É de registar, desde logo, o que conseguimos no que se refere à legislação do trabalho e sobre isso convém sublinhar que a revisão das leis laborais - daquelas que contestámos ao longo do tempo - não constitui uma ofensiva de há meia dúzia de meses, mas antes um compromisso assumido pelo primeiro ministro com sectores patronais conservadores, visando apoios eleitorais para as legislativas de 1995.
Não se trata de um processo qualquer, mas sim de um processo de grande envergadura em que o capital e, em particular, sectores conservadores, com forte influência, apostaram e até fizeram dele arma no jogo político antecedente à ida do Engº Guterres para primeiro ministro.

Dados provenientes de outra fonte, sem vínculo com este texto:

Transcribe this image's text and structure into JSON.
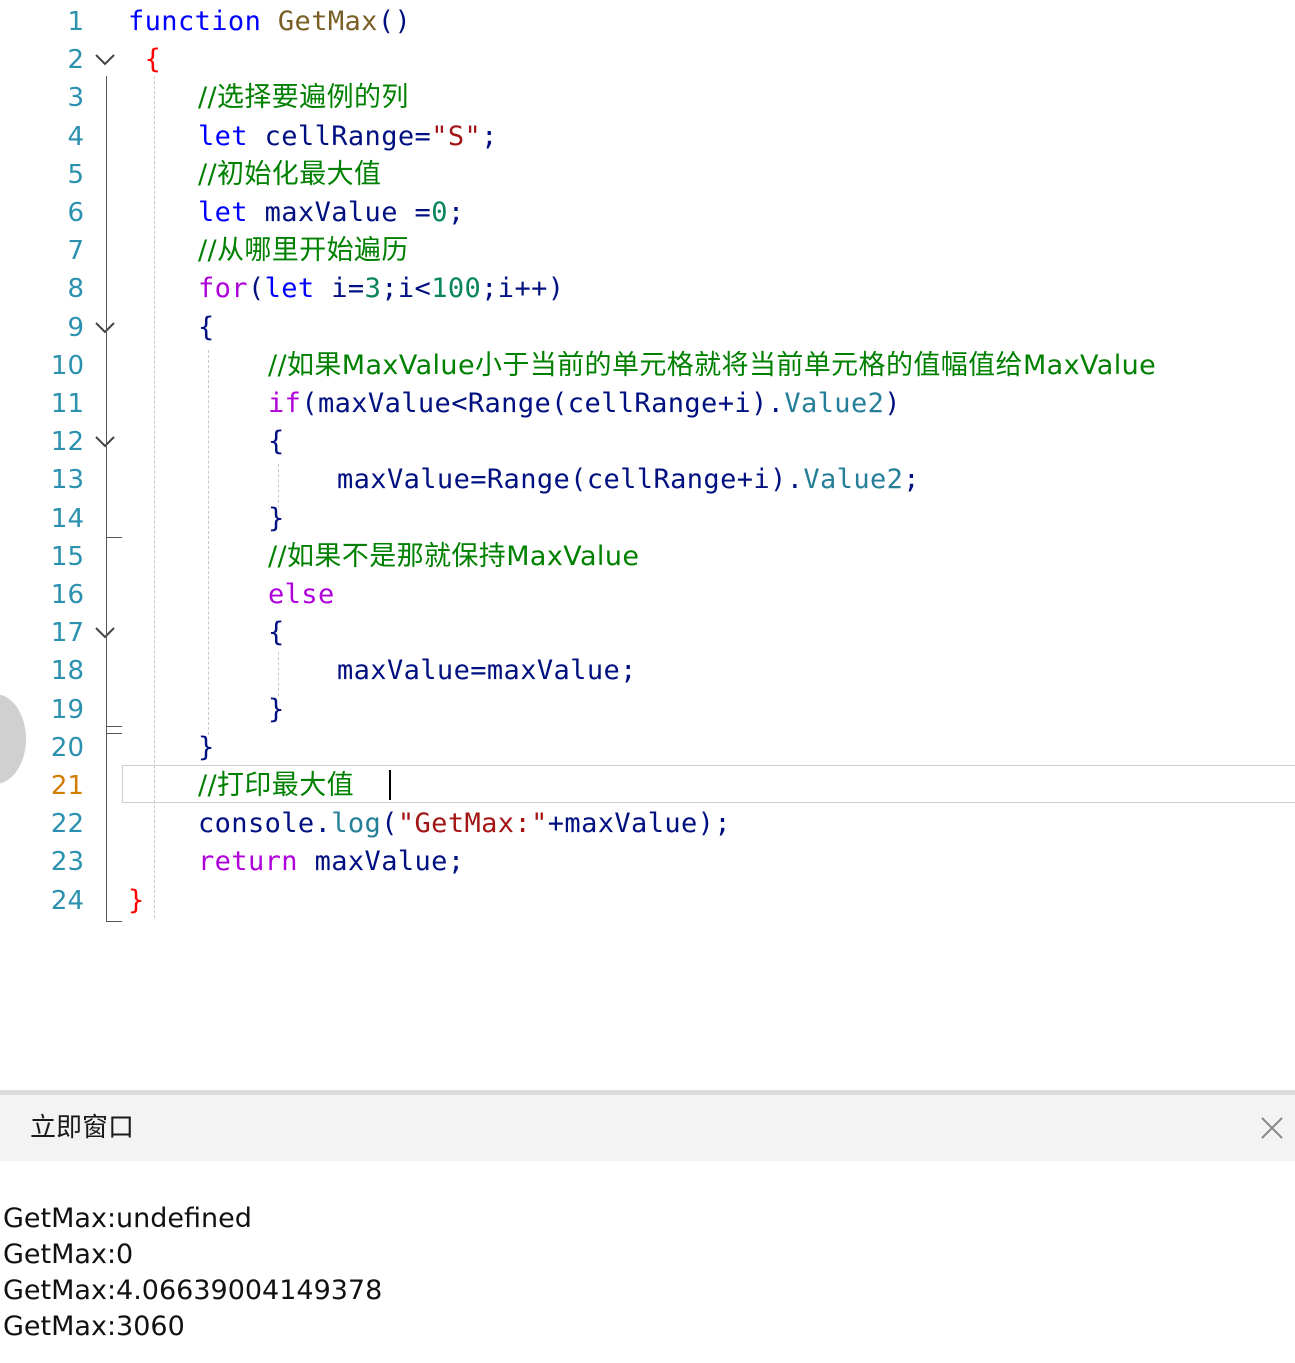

É disto que se trata, não estamos a falar de coisa de somenos importância, e foi esse compromisso que desencadeou o conteúdo e o percurso, que conhecemos, do chamado acordo de concertação estratégica de 1997.
Já agora lembro que, naquela altura, houve quem dissesse: “está bem, a CGTP-IN até vai estar contra, mas isto vai ser o caminhar das coisas e depois eles intervêm no terreno e logo se verá; mas com a CGTP-IN contra ou não, isto tem de andar”. Enganaram-se, como se veio a ver com o extraordinário processo de mobilização dos trabalhadores contra o pacote laboral e com os efeitos que essa luta desenvolvida durante 1998 produziu.
Já no decorrer deste ano, a luta contra o pacote laboral continuou a ter grande destaque no contexto da nossa actividade, perante a insistência do Governo em continuar esta ofensiva contra os direitos dos trabalhadores.
Foi assim que levámos a efeito a acção nacional “Por Abril, defender os direitos dos trabalhadores contra o pacote laboral”, no dia 25 de Março, em Lisboa, iniciativa precedida por milhares de plenários e acções de esclarecimento e mobilização dos trabalhadores, que veio a constituir a maior manifestação realizada nos últimos anos e a demonstração clara da sua frontal oposição à revisão gravosa da legislação do trabalho.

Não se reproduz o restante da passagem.